I want to say "Wow."

I'm not sure I'm there.

Like nearly everybody else in the path of today's solar eclipse, I waited with great expectation. At times, I watched the NASA streaming of the phenomenon on Facebook, which showed spectacular images of totality— even to the point of near mystical inspiration for me — from one location to the next.

Halo sees the sunlight dimming out, then wants something to eat.
 The corona. Bailey's Beads. Sun spots. The diamond ring.

Television was how I was going to view this thing anyway, and I saw it all.

So when the real thing finally made its way to North Carolina around 2:40 p.m., this is what I experienced:

• There was some cloud cover, but even so it still was evident something greater was blotting out the sun. We were never going to reach totality in our area — I think we were close to 95 percent of total — but there was a weird kind of sunlight out there at the peak moment. It wasn't quite dawn. It wasn't quite dusk. It was somehow muted sunlight, if ever there could be such a thing. Or maybe distilled sunlight. Or diluted. Unusual. But it was never dark. My backyard motion-sensor security light never cut on even while I was doing jumping jacks in front of it.
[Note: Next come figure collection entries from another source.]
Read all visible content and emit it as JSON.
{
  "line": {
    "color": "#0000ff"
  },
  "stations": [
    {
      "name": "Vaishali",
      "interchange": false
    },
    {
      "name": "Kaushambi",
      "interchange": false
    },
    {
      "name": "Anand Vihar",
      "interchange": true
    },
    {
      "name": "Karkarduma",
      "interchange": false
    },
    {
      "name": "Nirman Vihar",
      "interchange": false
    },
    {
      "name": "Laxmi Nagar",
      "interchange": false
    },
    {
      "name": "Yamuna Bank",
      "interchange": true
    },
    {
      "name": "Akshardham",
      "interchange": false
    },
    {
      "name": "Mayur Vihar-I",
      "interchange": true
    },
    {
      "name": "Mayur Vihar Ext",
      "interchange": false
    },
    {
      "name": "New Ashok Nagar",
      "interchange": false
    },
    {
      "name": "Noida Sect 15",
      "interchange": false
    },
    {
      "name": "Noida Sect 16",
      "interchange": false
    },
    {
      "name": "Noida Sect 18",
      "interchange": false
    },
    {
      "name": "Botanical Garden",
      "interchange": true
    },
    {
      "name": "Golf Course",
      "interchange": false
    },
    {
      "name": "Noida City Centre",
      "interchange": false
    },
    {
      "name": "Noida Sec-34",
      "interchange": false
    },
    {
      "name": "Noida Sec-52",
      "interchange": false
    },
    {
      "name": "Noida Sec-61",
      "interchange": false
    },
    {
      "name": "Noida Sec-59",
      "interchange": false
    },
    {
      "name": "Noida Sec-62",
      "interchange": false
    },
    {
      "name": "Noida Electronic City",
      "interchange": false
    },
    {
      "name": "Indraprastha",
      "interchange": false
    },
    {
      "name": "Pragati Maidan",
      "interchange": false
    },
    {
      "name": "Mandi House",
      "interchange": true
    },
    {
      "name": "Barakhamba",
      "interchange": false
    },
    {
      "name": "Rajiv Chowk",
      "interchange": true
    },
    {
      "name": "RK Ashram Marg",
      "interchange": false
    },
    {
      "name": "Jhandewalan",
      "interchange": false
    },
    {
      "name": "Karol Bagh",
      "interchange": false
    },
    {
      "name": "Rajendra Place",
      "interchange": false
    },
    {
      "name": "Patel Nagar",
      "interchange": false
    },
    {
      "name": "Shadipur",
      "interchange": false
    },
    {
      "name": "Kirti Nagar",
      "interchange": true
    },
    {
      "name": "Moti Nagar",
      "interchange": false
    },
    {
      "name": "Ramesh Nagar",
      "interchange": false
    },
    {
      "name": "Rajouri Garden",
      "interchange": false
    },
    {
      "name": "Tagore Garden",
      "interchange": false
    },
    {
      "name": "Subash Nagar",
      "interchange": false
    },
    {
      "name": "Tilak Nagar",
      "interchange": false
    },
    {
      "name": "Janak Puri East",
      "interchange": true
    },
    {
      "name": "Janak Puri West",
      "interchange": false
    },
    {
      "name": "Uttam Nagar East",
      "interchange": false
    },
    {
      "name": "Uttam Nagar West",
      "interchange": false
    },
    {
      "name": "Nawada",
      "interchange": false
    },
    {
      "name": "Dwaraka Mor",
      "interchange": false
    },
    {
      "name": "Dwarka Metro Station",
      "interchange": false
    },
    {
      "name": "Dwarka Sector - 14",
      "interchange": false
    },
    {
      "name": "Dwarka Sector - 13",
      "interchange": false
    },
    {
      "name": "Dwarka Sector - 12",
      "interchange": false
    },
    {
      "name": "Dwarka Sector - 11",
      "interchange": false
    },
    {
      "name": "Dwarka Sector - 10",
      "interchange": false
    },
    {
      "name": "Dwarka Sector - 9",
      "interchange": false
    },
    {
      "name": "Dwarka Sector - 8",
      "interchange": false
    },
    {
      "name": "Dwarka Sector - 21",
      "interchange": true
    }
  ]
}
My friends at Mountcastle can't resist...
• The rabbits and squirrels in my yard disappeared, but maybe that's because a lawn service was running its commercial mower at neighboring Mountcastle Insurance during all of this. Or maybe those creatures really were confused. I don't know.

Birds briefly disappeared. Crickets and cicadas sounded off, although it could have been weed whackers. But I'll go with the crickets.
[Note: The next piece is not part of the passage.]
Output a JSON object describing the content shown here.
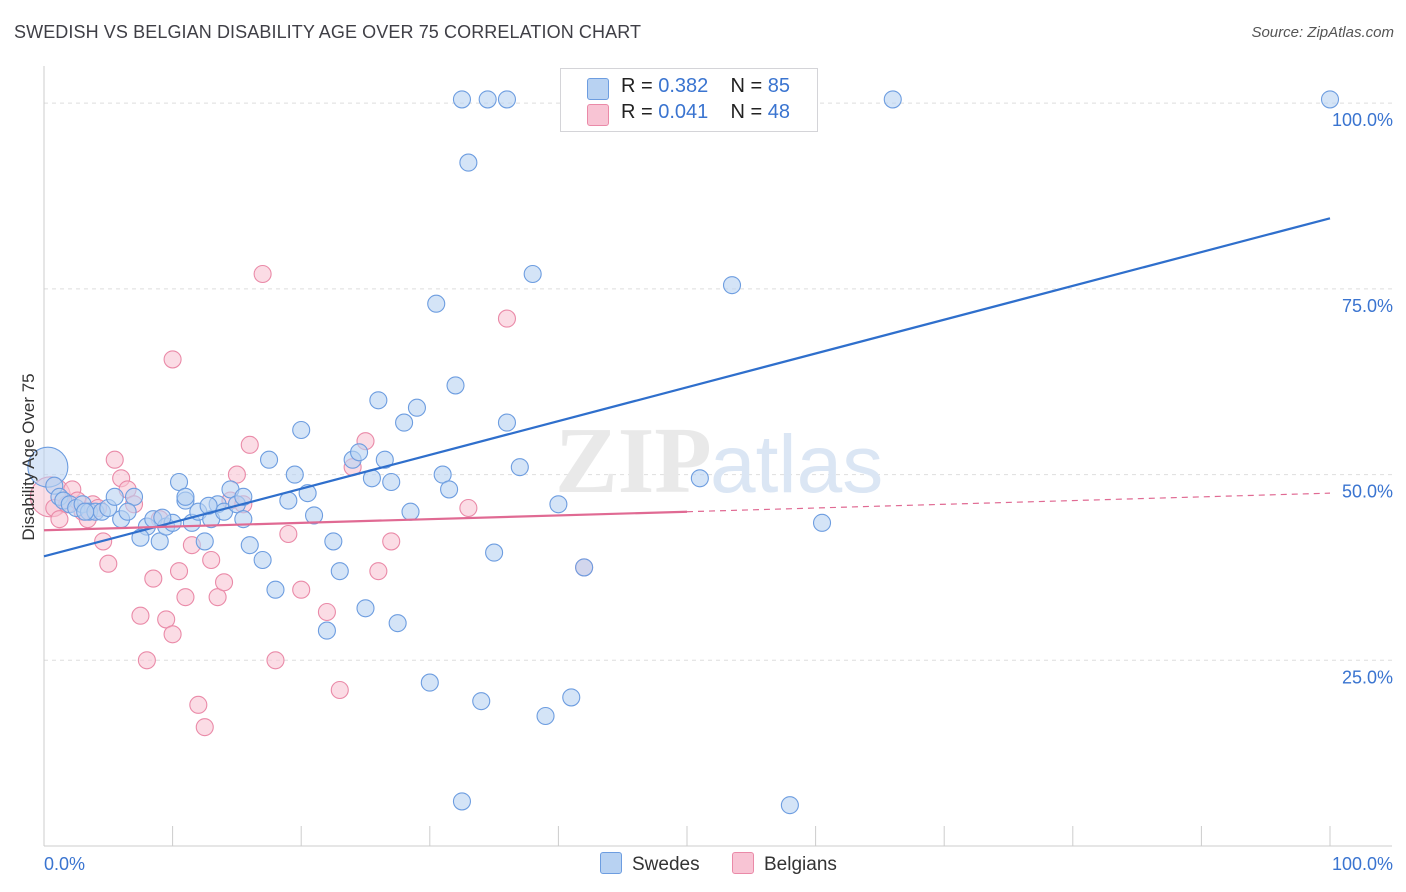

By 3 p.m., the squirrels and rabbits were back. But the mowers were gone. Correlation? You decide.

• I did feel a drop in temperature, but only slightly. It was a humid afternoon to begin with and it was already warm, so the dip in Farenheit was only minimal, I thought. From the high 80s to the mid 80s, I'd guess.
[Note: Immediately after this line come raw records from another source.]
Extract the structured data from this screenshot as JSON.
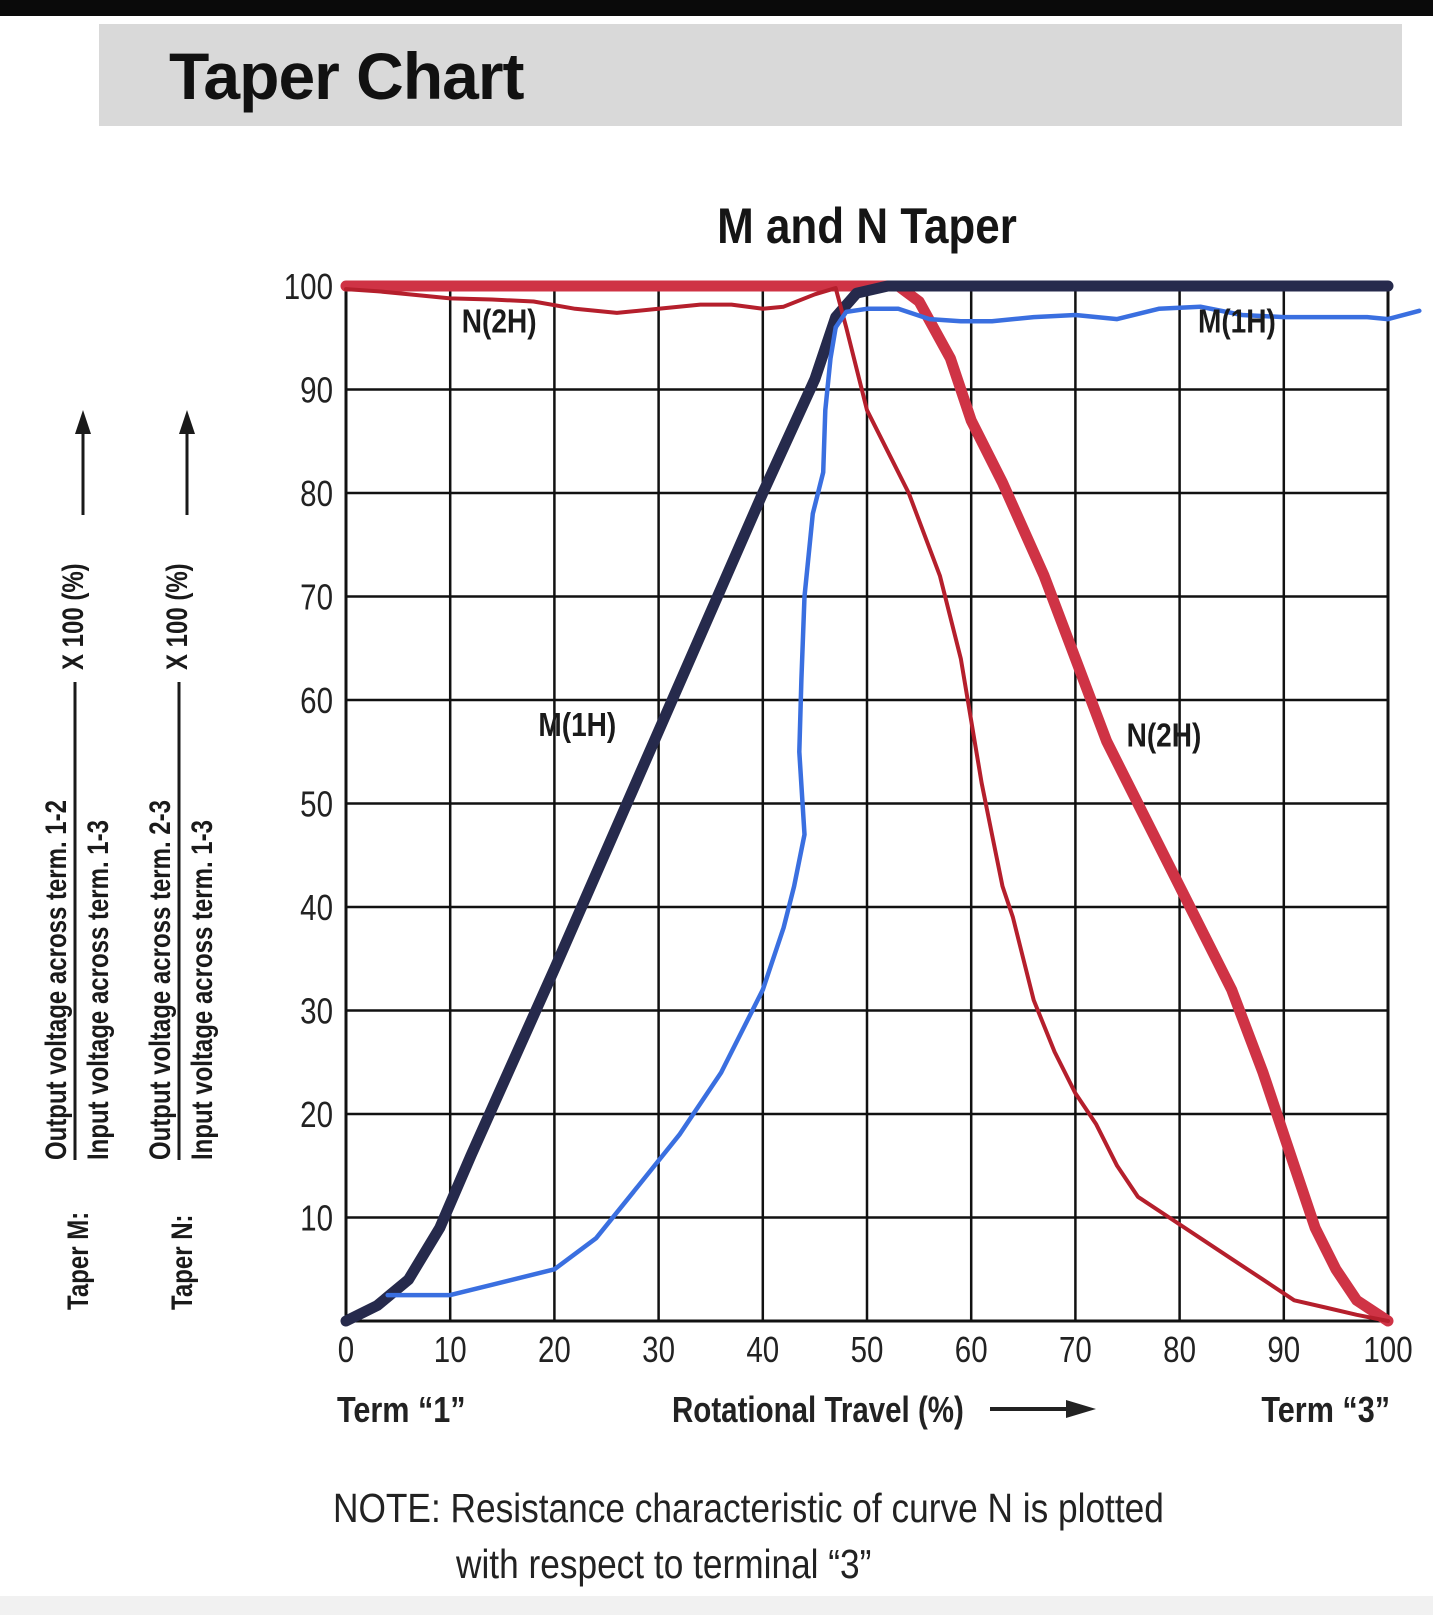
{
  "page_title": "Taper Chart",
  "chart_data": {
    "type": "line",
    "title": "M and N Taper",
    "xlim": [
      0,
      100
    ],
    "ylim": [
      0,
      100
    ],
    "x_ticks": [
      "0",
      "10",
      "20",
      "30",
      "40",
      "50",
      "60",
      "70",
      "80",
      "90",
      "100"
    ],
    "y_ticks": [
      "10",
      "20",
      "30",
      "40",
      "50",
      "60",
      "70",
      "80",
      "90",
      "100"
    ],
    "grid": true,
    "x_bottom_labels": {
      "left": "Term “1”",
      "center": "Rotational Travel (%)",
      "right": "Term “3”"
    },
    "y_axis_labels": [
      {
        "prefix": "Taper M:",
        "numerator": "Output voltage across term. 1-2",
        "denominator": "Input voltage across term. 1-3",
        "multiplier": "X 100 (%)"
      },
      {
        "prefix": "Taper N:",
        "numerator": "Output voltage across term. 2-3",
        "denominator": "Input voltage across term. 1-3",
        "multiplier": "X 100 (%)"
      }
    ],
    "annotations": [
      {
        "text": "N(2H)",
        "x": 14.7,
        "y": 95.5
      },
      {
        "text": "M(1H)",
        "x": 85.5,
        "y": 95.5
      },
      {
        "text": "M(1H)",
        "x": 22.2,
        "y": 56.5
      },
      {
        "text": "N(2H)",
        "x": 78.5,
        "y": 55.5
      }
    ],
    "series": [
      {
        "color": "#262a4c",
        "points": [
          [
            0,
            0
          ],
          [
            3,
            1.5
          ],
          [
            6,
            4
          ],
          [
            9,
            9
          ],
          [
            12,
            16
          ],
          [
            20,
            34
          ],
          [
            30,
            57
          ],
          [
            40,
            80
          ],
          [
            45,
            91
          ],
          [
            47,
            97
          ],
          [
            49,
            99.3
          ],
          [
            52,
            100
          ],
          [
            100,
            100
          ]
        ]
      },
      {
        "color": "#3a6fe0",
        "points": [
          [
            4,
            2.5
          ],
          [
            8,
            2.5
          ],
          [
            10,
            2.5
          ],
          [
            14,
            3.5
          ],
          [
            20,
            5
          ],
          [
            24,
            8
          ],
          [
            28,
            13
          ],
          [
            32,
            18
          ],
          [
            36,
            24
          ],
          [
            40,
            32
          ],
          [
            42,
            38
          ],
          [
            43,
            42
          ],
          [
            44,
            47
          ],
          [
            43.5,
            55
          ],
          [
            43.7,
            62
          ],
          [
            44,
            70
          ],
          [
            44.8,
            78
          ],
          [
            45.8,
            82
          ],
          [
            46,
            88
          ],
          [
            46.5,
            93
          ],
          [
            47,
            96
          ],
          [
            48,
            97.5
          ],
          [
            50,
            97.8
          ],
          [
            53,
            97.8
          ],
          [
            56,
            96.8
          ],
          [
            59,
            96.6
          ],
          [
            62,
            96.6
          ],
          [
            66,
            97
          ],
          [
            70,
            97.2
          ],
          [
            74,
            96.8
          ],
          [
            78,
            97.8
          ],
          [
            82,
            98
          ],
          [
            86,
            97.2
          ],
          [
            90,
            97
          ],
          [
            94,
            97
          ],
          [
            98,
            97
          ],
          [
            100,
            96.8
          ],
          [
            103,
            97.6
          ]
        ]
      },
      {
        "color": "#cf3345",
        "points": [
          [
            0,
            100
          ],
          [
            53,
            100
          ],
          [
            55,
            98.5
          ],
          [
            58,
            93
          ],
          [
            60,
            87
          ],
          [
            63,
            81
          ],
          [
            67,
            72
          ],
          [
            70,
            64
          ],
          [
            73,
            56
          ],
          [
            76,
            50
          ],
          [
            80,
            42
          ],
          [
            85,
            32
          ],
          [
            88,
            24
          ],
          [
            91,
            15
          ],
          [
            93,
            9
          ],
          [
            95,
            5
          ],
          [
            97,
            2
          ],
          [
            100,
            0
          ]
        ]
      },
      {
        "color": "#b51f2c",
        "points": [
          [
            0,
            99.7
          ],
          [
            3,
            99.5
          ],
          [
            6,
            99.2
          ],
          [
            10,
            98.8
          ],
          [
            14,
            98.7
          ],
          [
            18,
            98.5
          ],
          [
            22,
            97.8
          ],
          [
            26,
            97.4
          ],
          [
            30,
            97.8
          ],
          [
            34,
            98.2
          ],
          [
            37,
            98.2
          ],
          [
            40,
            97.8
          ],
          [
            42,
            98
          ],
          [
            45,
            99.2
          ],
          [
            47,
            99.8
          ],
          [
            48,
            96
          ],
          [
            50,
            88
          ],
          [
            54,
            80
          ],
          [
            57,
            72
          ],
          [
            59,
            64
          ],
          [
            60,
            58
          ],
          [
            61,
            52
          ],
          [
            62,
            47
          ],
          [
            63,
            42
          ],
          [
            64,
            39
          ],
          [
            65,
            35
          ],
          [
            66,
            31
          ],
          [
            68,
            26
          ],
          [
            70,
            22
          ],
          [
            72,
            19
          ],
          [
            74,
            15
          ],
          [
            76,
            12
          ],
          [
            79,
            10
          ],
          [
            82,
            8
          ],
          [
            85,
            6
          ],
          [
            88,
            4
          ],
          [
            91,
            2
          ],
          [
            94,
            1.3
          ],
          [
            97,
            0.6
          ],
          [
            100,
            0
          ]
        ]
      }
    ]
  },
  "note": {
    "line1": "NOTE: Resistance characteristic of curve N is plotted",
    "line2": "with respect to terminal “3”"
  }
}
All in all, I enjoyed the experience, if not overwhelmed by it. When I watched it on TV, I marveled at the natural precision it takes for a total eclipse — the moon is in the exact right location, the exact right mile from the earth and the exact right mile from the sun, to make both spheres appear to be the same size in the sky as they merge. Awesome stuff. Enough to make me an astronomer in a different life, if only all that galactic mathematics didn't get in the way.